The island city-state has its own dedicated island resort. A 1,236-acre isle off the southern coast, Sentosa is home to major tourist attractions like Universal Studios Singapore and the S.E.A. Aquarium. Also located within the massive playground of Resorts World Sentosa is Luxury Fashion Galleria for the that goes hand-in-hand with a trip abroad. Singaporeans and international travellers also flock to Sentosa to hang out on the beaches, zip line at Mega Adventure Park, and much more. Golfing enthusiasts will not leave disappointed, as the Sentosa Golf Club features two challenging courses to help while away their time. All in all, this mini island has been intelligently designed specifically to appeal to a broad range of folk – except, perhaps, those seeking a more off-the-beaten-path destination.
Taking to the paths of the Singapore Zoo may not be everyone’s cup of tea, but it is home to 315 different species of animals, of which roughly 16 percent are considered endangered. Built in 1973 and renowned for its ‘open captivity’ design, residents here roam large enclosures dotted with moats, water features and unobtrusive barriers.

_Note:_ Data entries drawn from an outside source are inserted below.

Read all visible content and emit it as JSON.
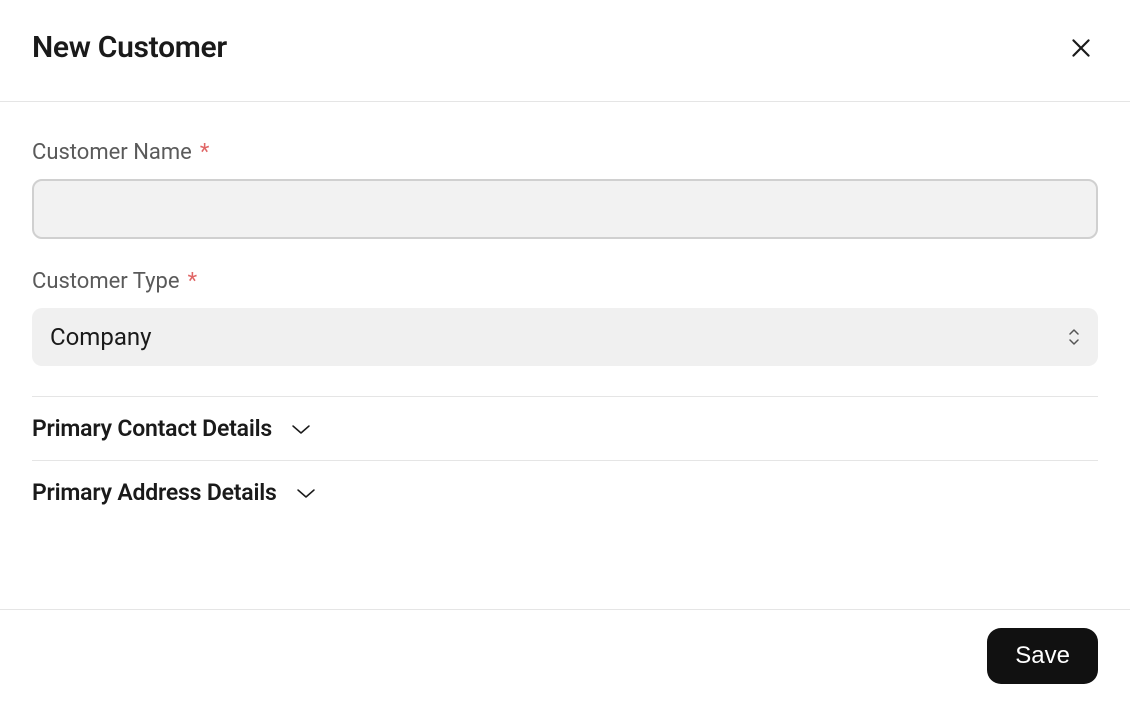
{
  "header": {
    "title": "New Customer"
  },
  "fields": {
    "customer_name": {
      "label": "Customer Name",
      "required": "*",
      "value": ""
    },
    "customer_type": {
      "label": "Customer Type",
      "required": "*",
      "selected": "Company"
    }
  },
  "sections": {
    "contact": {
      "title": "Primary Contact Details"
    },
    "address": {
      "title": "Primary Address Details"
    }
  },
  "footer": {
    "save_label": "Save"
  }
}
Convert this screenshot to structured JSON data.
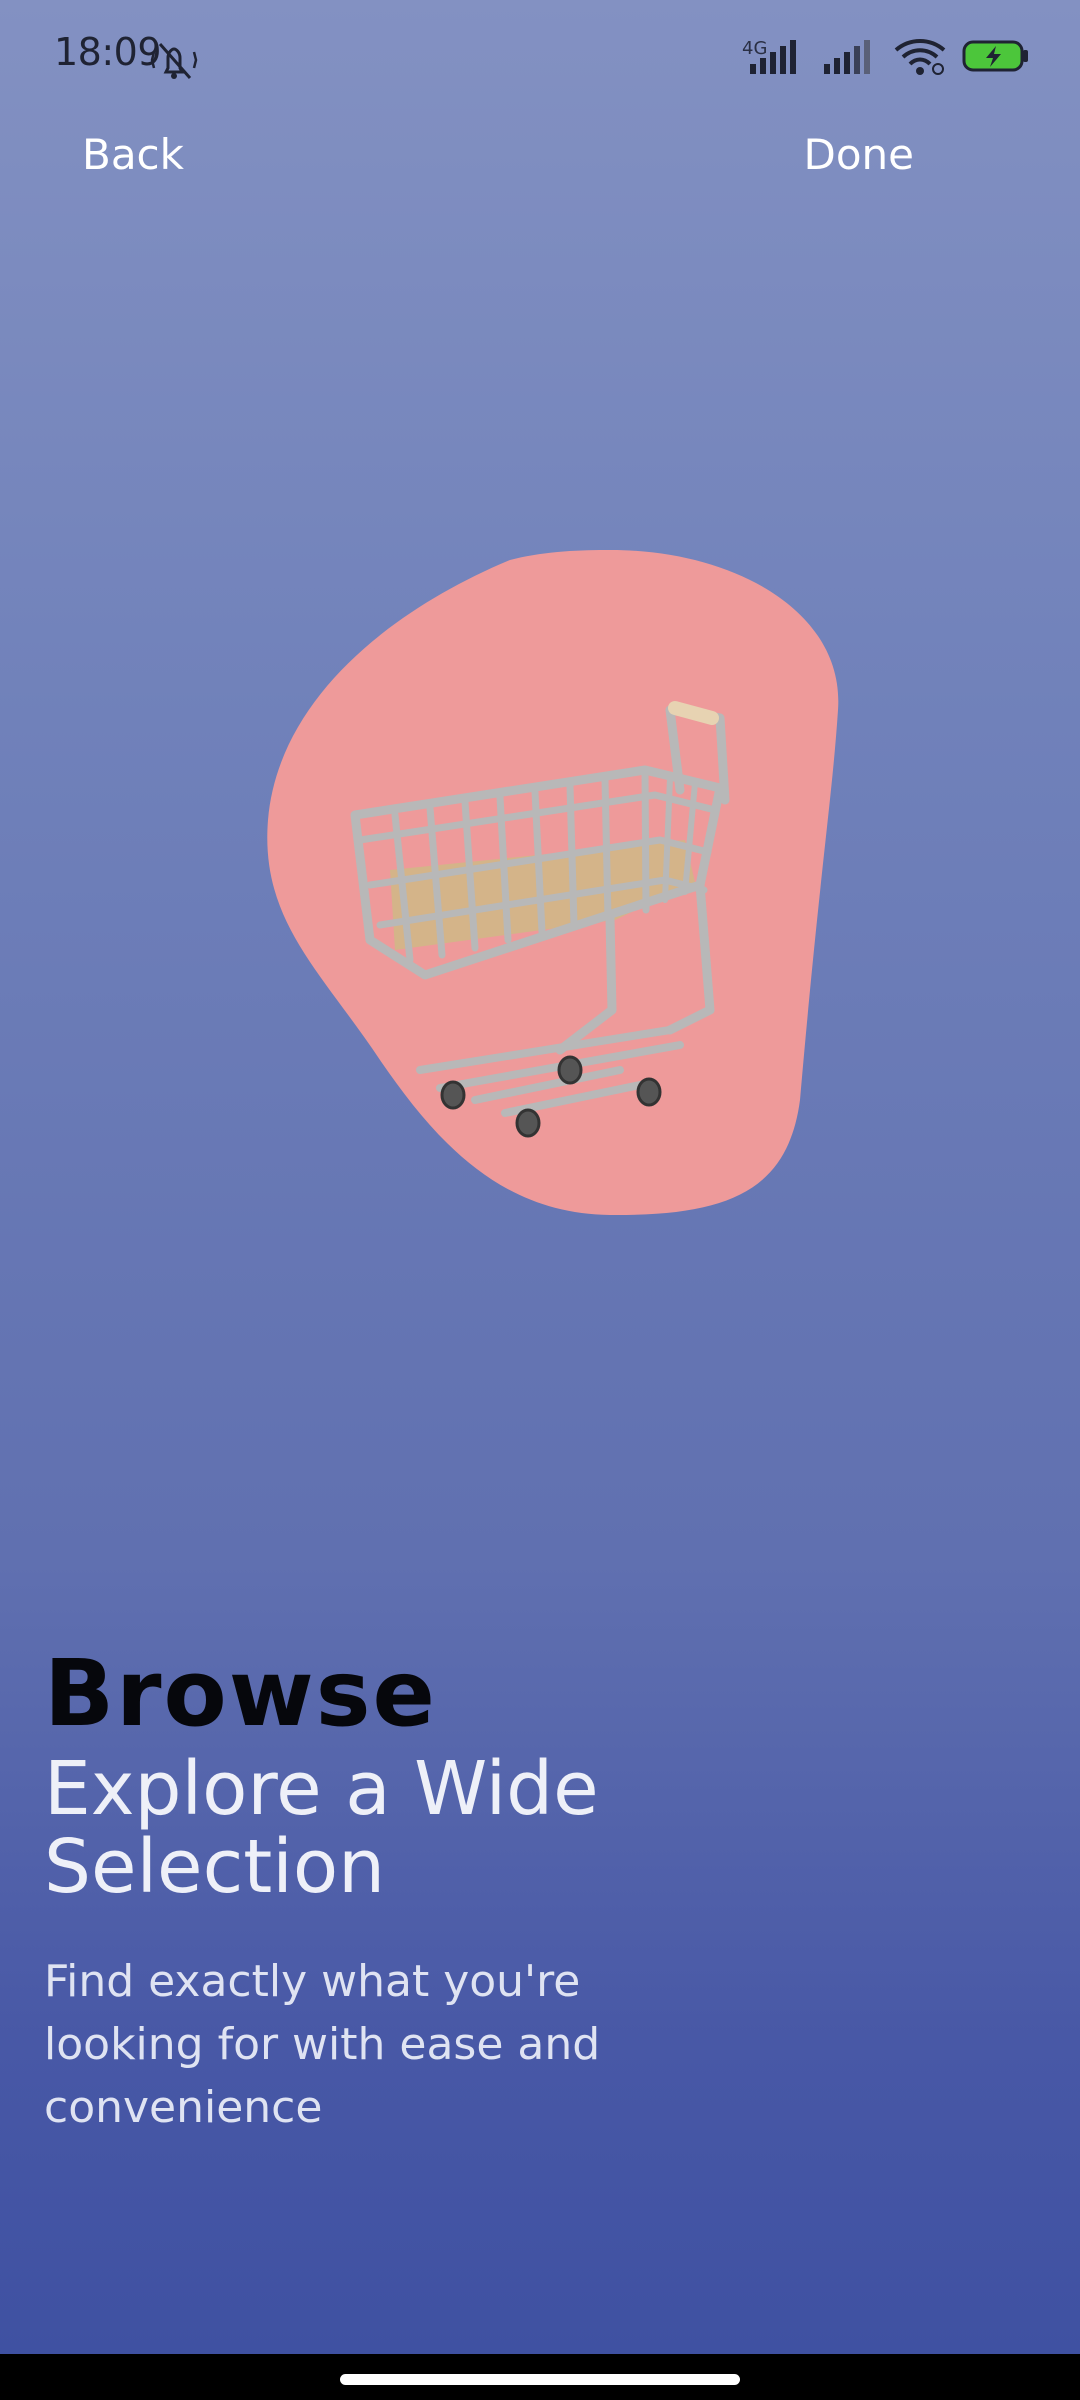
{
  "status_bar": {
    "time": "18:09",
    "network": "4G",
    "icons": [
      "silent-mode-icon",
      "signal-icon",
      "signal-icon",
      "wifi-icon",
      "battery-charging-icon"
    ],
    "battery_color": "#4cc63b"
  },
  "nav": {
    "back_label": "Back",
    "done_label": "Done"
  },
  "illustration": {
    "icon": "shopping-cart-icon",
    "blob_color": "#ee9a9a"
  },
  "content": {
    "eyebrow": "Browse",
    "headline": "Explore a Wide Selection",
    "subtitle": "Find exactly what you're looking for with ease and convenience"
  },
  "colors": {
    "background_top": "#8391c2",
    "background_bottom": "#3f51a2"
  }
}
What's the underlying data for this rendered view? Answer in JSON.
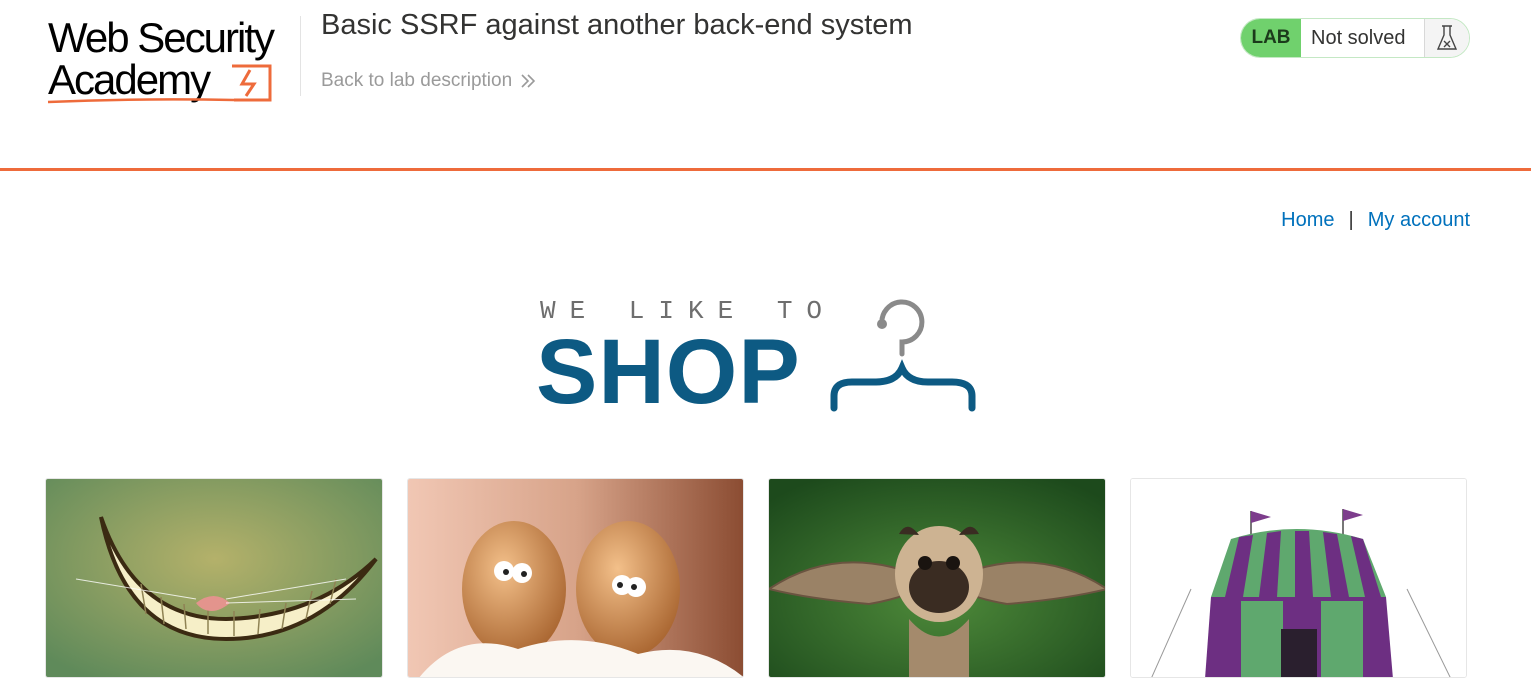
{
  "academy": {
    "logo_line1": "Web Security",
    "logo_line2": "Academy",
    "lab_title": "Basic SSRF against another back-end system",
    "back_link": "Back to lab description",
    "status": {
      "tag": "LAB",
      "text": "Not solved"
    }
  },
  "nav": {
    "home": "Home",
    "separator": "|",
    "my_account": "My account"
  },
  "banner": {
    "line1": "WE LIKE TO",
    "line2": "SHOP"
  },
  "colors": {
    "accent": "#ee6b3b",
    "link": "#0071bc",
    "shop_blue": "#0d5a83",
    "lab_green": "#70d16d"
  },
  "products": [
    {
      "image": "grinning-cat-smile"
    },
    {
      "image": "two-cartoon-eggs"
    },
    {
      "image": "flying-pug-with-wings"
    },
    {
      "image": "striped-circus-tent"
    }
  ]
}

The formula has clearly found success, with the zoo drawing more than two million visitors each year, who can choose to board trams, boats and even horse-drawn carriages to explore the 69-acre enclosure.
On the Ridge
If you really want to stretch your legs, then head to the Southern Ridges, a 6.2-mile recreational trail that connects five parks along Singapore’s southern rim – Mount Faber Park, Telok Blangah Hill, Hort Park, Kent Ridge Park, and Labrador Nature Reserve. An architectural feat, the walkway wends its way through jungle-like canopies of trees and within plain sight of unusual flora and fauna. Even if you don’t manage to traverse the entire length, make sure you drop by Henderson Waves, a timber deck perched some 256ft in the air. It’s the highest pedestrian bridge in the city and, unsurprisingly, a favourite photo-op for snazzy snappers.